The Western European Alliance.

One of the leading controversial, though undercover, issues in British government circles centers around the advisability of British taking the lead in forming a defensive alliance with Scandinavia, the Low Countries, and France. Proponents of such an alliance include Richard Law and Ronald Nigel of the Foreign Office. I was, however, assured by Eden that this was not the present policy of the British Government and that he personally is opposed to it. While ostensibly directed against Germany it would actually be directed against the Soviet.

The matter is likely to become a party issue in Britain as the proposal derives its strongest support from the Conservative Party and is most strongly opposed by the Labor Party. Although there are exceptions, most of the influential people in the Labor Party feel that the formation of such an alliance would indicate a lack of faith in the proposed world organization, would invite retaliatory action and would mark a continuance of the balance of power concept. Proponents of the alliance feel that Britain cannot entrust its safety to the world organization until it has been proved and that the alliance would place Britain in a position “where it could better fulfill its military obligations to the world organization”.

  1. Mr. Currie was Administrative Assistant to President Roosevelt and later to President Truman, on loan as Deputy Foreign Economic Administrator.
  2. For information on Mr. Currie’s role as head of the Allied Mission to Switzerland, see documentation concerning economic pressure applied against Switzerland to stop exports to Germany, vol. v, pp. 765 ff.
  3. British Secretary of State for Foreign Affairs.
  4. British Minister of State.
  5. Sir Nigel Bruce Ronald, Acting Assistant Under Secretary of State, British Foreign Office.
  6. James E. Meade, Economic Assistant, Economic Section, Offices of the British War Cabinet.
  7. Clement R. Attlee, British Deputy Prime Minister and Lord President of the Council.
  8. The letter, not printed, was dated November 20, 1944, and enclosed a document entitled: “Statement by Lord Keynes at the Meeting in Secretary Morgenthau’s Office on 17th November 1944”. The subject under reference was covered in this enclosure.
  9. Robert H. Brand, Chairman of the British Supply Council, Washington.
  10. British Cmd. 6404, Social Insurance and Allied Services, Report by Sir William Beveridge, November 1942.
  11. Mr.

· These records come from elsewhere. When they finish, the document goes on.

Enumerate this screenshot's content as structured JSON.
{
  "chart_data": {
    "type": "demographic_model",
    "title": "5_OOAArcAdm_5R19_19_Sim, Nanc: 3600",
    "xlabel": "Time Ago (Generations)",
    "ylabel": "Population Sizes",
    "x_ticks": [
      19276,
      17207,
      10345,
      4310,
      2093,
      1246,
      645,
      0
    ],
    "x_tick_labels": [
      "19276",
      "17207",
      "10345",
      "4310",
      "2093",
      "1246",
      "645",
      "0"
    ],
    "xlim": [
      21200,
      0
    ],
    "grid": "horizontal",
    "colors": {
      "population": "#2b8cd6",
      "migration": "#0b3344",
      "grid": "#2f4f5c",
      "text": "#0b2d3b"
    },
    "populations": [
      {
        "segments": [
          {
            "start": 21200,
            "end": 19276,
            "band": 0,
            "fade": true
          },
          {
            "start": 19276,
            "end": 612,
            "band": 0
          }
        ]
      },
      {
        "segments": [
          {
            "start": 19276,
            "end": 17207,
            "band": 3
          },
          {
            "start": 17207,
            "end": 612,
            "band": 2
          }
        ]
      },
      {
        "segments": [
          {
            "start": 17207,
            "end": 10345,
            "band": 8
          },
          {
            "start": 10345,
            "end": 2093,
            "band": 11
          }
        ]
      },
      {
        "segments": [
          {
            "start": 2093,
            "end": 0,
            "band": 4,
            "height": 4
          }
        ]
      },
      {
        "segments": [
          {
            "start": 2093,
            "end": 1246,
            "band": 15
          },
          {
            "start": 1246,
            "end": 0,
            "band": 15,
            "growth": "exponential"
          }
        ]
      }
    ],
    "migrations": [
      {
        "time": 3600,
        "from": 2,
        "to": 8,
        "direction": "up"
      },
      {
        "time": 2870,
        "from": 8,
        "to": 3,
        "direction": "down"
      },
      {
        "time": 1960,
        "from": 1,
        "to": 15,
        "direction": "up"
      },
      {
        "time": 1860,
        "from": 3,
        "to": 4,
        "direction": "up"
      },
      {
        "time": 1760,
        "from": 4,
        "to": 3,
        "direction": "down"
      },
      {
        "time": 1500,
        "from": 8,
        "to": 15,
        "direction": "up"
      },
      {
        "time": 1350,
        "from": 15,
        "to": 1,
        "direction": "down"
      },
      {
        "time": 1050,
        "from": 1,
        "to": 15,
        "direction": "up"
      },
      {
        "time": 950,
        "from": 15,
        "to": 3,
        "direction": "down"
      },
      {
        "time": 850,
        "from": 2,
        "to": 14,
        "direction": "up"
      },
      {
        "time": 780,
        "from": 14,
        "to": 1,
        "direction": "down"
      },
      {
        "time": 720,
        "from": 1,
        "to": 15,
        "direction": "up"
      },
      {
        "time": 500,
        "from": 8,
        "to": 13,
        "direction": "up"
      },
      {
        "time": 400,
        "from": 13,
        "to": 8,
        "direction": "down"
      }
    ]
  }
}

Attlee was a member of the United Kingdom delegation to the United Nations Conference on International Organization, held at San Francisco, April 25–June 26, 1945; for documentation, see vol. i, pp. 1 ff. In November 1945, as British Prime Minister, he held discussions in Washington with President Truman and Canadian Prime Minister Mackenzie King; vol. ii , entries in Index under: Atomic energy: Attlee–Truman–King meeting in Washington.
  12. For documentation on this subject, see vol. iii, pp. 1169 ff.